O artesão de 76 anos moldou outras fábricas – a primeira versão da Somelos é um exemplo. Mas também casas senhoriais, edifícios religiosos e personalidades com ligação a Ronfe, num conjunto entre as 50 e as 100 peças. Iniciada há mais de 15 anos, a obra mereceu exposições em lugares vários até garantir alojamento permanente na antiga EB1 de Gemunde: a mostra permanente foi inaugurada a 28 de maio de 2022 numa das salas que compõem agora o Espaço Arte e Cultura de Ronfe.

O momento coroou um percurso em que “o bichinho pelo artesanato nasceu graças ao escutismo”, durante a adolescência. “Para ganhar concursos, fazia trabalhos manuais – secretárias, bancos. Naquele tempo, fazia as coisas com a faca das couves. Trabalhava em madeira. Esse gosto nasceu aí”, recorda.

Envolvido na criação da Fraternidade Nun’Álvares e da fanfarra de Ronfe, deixou o escutismo quando sentiu que “não o deixavam fazer o que queria” e começou “a fazer casinhas” na sua residência.
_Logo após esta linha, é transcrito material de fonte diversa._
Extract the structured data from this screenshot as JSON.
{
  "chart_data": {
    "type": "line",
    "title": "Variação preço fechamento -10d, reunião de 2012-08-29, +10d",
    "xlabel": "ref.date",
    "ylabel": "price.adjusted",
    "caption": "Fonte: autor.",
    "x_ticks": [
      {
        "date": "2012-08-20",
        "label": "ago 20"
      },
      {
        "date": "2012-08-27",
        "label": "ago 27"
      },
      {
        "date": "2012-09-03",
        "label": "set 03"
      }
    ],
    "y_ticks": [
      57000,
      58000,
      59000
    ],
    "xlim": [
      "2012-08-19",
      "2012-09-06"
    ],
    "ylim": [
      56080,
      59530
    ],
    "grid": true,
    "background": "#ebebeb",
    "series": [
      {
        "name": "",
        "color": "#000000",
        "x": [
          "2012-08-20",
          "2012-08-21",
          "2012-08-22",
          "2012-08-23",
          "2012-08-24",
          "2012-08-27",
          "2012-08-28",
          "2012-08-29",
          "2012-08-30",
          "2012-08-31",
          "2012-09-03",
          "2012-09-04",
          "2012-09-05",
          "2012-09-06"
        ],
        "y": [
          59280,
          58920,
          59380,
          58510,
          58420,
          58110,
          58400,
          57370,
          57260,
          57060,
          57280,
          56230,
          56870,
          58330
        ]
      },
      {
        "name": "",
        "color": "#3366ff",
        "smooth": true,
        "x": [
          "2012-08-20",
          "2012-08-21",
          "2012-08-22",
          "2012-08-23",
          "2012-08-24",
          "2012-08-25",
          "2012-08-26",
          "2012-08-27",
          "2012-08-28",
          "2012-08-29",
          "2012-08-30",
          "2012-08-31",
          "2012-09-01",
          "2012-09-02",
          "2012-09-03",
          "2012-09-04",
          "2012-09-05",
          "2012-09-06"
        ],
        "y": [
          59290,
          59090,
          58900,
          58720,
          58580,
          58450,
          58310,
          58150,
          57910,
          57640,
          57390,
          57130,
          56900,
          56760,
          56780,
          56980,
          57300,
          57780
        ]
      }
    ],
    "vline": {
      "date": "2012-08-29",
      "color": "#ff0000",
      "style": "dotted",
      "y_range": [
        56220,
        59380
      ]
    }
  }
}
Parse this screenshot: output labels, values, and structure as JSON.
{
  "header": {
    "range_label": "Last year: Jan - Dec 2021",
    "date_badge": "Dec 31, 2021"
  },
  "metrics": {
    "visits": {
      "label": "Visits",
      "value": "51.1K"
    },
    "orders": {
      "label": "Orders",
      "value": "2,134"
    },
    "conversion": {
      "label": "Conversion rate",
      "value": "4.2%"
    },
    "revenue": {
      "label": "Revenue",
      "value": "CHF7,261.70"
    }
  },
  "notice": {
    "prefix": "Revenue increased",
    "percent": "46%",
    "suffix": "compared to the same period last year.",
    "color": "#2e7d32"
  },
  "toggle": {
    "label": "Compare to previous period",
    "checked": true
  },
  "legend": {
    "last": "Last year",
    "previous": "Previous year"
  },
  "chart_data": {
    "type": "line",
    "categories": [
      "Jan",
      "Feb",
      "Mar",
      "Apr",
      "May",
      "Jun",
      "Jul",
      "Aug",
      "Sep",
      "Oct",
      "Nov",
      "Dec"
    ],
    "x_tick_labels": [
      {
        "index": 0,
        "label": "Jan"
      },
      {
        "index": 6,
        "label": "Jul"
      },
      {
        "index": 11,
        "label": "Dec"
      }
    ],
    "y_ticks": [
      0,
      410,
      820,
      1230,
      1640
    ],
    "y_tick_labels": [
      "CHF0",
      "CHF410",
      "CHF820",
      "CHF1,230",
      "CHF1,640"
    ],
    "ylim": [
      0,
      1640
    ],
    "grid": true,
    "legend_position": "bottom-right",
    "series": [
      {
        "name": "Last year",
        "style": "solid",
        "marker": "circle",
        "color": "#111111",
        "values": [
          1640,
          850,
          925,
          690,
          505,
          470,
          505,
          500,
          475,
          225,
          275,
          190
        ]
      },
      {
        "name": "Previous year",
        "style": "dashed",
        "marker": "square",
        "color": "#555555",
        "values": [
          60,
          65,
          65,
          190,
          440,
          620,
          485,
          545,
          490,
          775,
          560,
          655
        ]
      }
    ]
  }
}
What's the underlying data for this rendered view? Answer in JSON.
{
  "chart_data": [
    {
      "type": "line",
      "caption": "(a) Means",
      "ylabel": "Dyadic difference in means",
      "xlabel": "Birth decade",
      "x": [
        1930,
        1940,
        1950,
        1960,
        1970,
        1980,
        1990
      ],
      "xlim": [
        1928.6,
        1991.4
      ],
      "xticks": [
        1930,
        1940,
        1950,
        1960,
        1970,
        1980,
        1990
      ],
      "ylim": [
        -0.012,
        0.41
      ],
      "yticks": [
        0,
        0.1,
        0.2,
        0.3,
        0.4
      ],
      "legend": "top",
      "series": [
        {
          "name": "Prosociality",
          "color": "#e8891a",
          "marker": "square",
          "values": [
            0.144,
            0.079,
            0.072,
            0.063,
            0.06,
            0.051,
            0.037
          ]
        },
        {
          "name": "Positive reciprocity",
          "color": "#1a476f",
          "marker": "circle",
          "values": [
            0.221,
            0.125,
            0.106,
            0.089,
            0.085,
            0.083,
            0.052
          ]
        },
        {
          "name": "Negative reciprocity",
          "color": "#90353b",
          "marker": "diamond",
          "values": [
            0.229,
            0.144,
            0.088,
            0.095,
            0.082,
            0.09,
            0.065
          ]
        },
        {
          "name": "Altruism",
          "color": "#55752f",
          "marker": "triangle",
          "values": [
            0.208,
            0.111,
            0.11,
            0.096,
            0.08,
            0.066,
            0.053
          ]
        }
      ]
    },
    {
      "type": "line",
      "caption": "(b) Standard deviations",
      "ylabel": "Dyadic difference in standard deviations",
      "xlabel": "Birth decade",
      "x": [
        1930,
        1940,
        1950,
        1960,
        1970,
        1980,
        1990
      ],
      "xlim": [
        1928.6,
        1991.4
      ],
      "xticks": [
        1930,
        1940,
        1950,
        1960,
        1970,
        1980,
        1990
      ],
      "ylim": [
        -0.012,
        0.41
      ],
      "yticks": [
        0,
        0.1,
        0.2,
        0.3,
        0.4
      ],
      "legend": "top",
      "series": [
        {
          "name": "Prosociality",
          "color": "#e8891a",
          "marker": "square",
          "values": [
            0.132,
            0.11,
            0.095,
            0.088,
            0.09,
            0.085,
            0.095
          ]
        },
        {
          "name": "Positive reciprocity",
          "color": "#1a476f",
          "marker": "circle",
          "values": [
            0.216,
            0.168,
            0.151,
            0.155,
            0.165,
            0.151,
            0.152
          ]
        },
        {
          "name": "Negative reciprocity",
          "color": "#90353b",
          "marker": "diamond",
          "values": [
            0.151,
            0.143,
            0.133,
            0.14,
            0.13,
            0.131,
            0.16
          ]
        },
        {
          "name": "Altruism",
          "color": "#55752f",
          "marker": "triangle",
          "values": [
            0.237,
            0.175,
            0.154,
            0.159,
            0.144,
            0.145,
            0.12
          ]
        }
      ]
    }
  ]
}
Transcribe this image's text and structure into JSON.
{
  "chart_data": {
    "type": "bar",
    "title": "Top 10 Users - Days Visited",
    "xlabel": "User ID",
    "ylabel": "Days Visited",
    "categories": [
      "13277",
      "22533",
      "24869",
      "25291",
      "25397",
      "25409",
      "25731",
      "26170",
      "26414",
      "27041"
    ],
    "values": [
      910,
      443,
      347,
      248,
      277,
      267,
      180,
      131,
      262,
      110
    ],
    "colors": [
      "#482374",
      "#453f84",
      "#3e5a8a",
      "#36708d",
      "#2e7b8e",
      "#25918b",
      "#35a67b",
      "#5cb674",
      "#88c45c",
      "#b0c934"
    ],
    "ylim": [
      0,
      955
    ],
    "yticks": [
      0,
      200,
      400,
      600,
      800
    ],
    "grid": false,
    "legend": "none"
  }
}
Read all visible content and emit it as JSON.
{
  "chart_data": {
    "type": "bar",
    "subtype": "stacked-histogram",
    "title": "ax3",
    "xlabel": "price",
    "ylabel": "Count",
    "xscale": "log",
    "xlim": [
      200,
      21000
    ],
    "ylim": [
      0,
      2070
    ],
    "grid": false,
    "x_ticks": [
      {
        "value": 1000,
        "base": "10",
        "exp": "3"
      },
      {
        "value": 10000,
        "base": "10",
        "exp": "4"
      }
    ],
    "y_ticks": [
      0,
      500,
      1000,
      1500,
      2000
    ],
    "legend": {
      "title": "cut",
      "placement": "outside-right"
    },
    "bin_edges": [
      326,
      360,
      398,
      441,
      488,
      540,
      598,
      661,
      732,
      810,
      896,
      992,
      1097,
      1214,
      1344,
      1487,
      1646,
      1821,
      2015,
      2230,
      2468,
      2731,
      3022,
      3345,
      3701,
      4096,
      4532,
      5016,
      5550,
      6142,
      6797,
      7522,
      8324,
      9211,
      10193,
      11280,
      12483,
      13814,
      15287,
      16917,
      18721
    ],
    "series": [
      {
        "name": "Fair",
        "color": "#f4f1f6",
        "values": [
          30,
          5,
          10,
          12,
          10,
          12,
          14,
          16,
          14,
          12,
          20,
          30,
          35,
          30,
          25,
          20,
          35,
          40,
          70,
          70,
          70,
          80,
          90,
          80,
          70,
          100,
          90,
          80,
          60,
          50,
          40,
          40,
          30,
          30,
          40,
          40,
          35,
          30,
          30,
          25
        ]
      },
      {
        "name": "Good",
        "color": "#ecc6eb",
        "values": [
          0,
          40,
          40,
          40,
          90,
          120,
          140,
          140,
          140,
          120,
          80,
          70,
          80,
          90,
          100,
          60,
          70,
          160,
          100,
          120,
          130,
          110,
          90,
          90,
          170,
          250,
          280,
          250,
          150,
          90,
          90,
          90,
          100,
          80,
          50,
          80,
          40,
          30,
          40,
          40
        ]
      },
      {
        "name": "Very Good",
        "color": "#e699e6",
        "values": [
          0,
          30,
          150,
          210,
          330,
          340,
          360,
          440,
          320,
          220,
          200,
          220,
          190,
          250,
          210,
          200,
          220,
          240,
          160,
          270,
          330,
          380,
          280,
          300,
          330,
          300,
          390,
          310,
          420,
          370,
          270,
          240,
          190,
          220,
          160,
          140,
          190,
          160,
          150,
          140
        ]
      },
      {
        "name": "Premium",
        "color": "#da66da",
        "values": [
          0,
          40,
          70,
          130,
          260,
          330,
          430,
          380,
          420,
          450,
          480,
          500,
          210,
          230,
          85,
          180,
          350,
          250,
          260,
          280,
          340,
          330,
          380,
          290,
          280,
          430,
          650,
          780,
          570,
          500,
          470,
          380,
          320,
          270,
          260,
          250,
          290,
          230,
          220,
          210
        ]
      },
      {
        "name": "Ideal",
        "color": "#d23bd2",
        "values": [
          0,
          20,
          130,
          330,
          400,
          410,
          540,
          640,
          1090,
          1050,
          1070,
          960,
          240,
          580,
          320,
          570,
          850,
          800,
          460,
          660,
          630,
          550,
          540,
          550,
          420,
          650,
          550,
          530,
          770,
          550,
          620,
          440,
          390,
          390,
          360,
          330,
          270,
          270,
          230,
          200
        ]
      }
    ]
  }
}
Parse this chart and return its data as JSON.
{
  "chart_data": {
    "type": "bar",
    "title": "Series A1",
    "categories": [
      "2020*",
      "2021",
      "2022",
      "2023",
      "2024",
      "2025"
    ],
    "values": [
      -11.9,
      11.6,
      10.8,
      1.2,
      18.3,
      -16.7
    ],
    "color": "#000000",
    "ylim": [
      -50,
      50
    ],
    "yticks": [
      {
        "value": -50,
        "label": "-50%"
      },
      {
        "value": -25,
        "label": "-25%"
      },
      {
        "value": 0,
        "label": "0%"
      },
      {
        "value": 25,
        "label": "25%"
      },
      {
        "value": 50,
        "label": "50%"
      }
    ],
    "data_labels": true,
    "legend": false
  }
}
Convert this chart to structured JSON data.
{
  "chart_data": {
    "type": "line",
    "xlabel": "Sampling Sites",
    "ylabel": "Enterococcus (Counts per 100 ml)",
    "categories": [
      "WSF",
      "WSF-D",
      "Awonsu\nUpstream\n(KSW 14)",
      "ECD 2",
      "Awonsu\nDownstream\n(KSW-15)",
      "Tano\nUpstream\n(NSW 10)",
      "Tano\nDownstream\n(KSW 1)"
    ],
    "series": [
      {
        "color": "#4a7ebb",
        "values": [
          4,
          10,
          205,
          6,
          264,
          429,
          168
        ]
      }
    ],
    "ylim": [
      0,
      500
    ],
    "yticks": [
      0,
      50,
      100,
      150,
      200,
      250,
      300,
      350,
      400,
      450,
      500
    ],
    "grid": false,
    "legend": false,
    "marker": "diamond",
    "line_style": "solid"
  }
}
Os trabalhos viraram exposições, mas nunca meras apresentações de trabalhos manuais; andaram sempre de mão dada com a pesquisa histórica.

Uma breve biografia ladeia cada um dos bonecos; José Pinto de Oliveira, por exemplo, foi um engenheiro mecânico que se radicou em Ronfe e foi presidente da Câmara Municipal de Guimarães, entre 1965 e 1966; já António Teixeira de Melo e Narciso de Sousa Lobo foram industriais, Joaquim de Silva Martins líder escutista, José Barros fogueteiro e Delfina de Vasconcelos a proprietária que doou os terrenos para a antiga escola.

O processo repete-se para o património da vila, seja ele o edifício original da Somelos ou a Casa da Condessa, construção do século XVIII hoje ao abandono. A demolição da antiga cadeia, num terreno entre a igreja paroquial e a EB1 de Gemunde, ainda lhe suscita uma mágoa visceral. “Foi um crime deitar o edifício da cadeia abaixo. Eu cheguei a brincar lá dentro, quando tinha os meus sete anos. Foi tudo destruído. Há 30 anos era assim. No museu, temo-la como era”, recorda.

Artesão há décadas, António Machado é também aluno da universidade sénior de Guimarães – a UNAGUI -, facto que o incentivou a criar réplicas do Castelo de Guimarães ou do edifício dos Paços do Concelho na Praça da Oliveira, também em exibição no Espaço Arte e Cultura. Está agora a preparar uma exposição de peças de Natal na instituição e gosta da responsabilidade de ter de saber as matérias. “Pensei que aquilo era uma brincadeira, mas não é. Como tenho de viver até aos 105 anos, tenho de me esforçar”, ri-se.

 

Espaço aberto a todos, CriativaMente

Há mais vida em Gemunde para além da sala que guarda a memória de Ronfe. Só neste ano ensaiou-se ali Portugalidade, peça de teatro apresentada em julho, no âmbito do Excentricidade, e dá-se nova vida a roupas usadas com o CriativaMente, projeto orientado pela associação Academia da Razão que levou a um desfile em setembro. A ação social é também propósito daquele equipamento. “As pessoas podem cá vir para se voltarem a inserir no mercado de trabalho. O espaço ajuda a procurar emprego ou a fazer currículos. E é aberto a qualquer ideia cultural ou educacional”, diz Joana Freitas, uma das psicólogas que ali trabalha.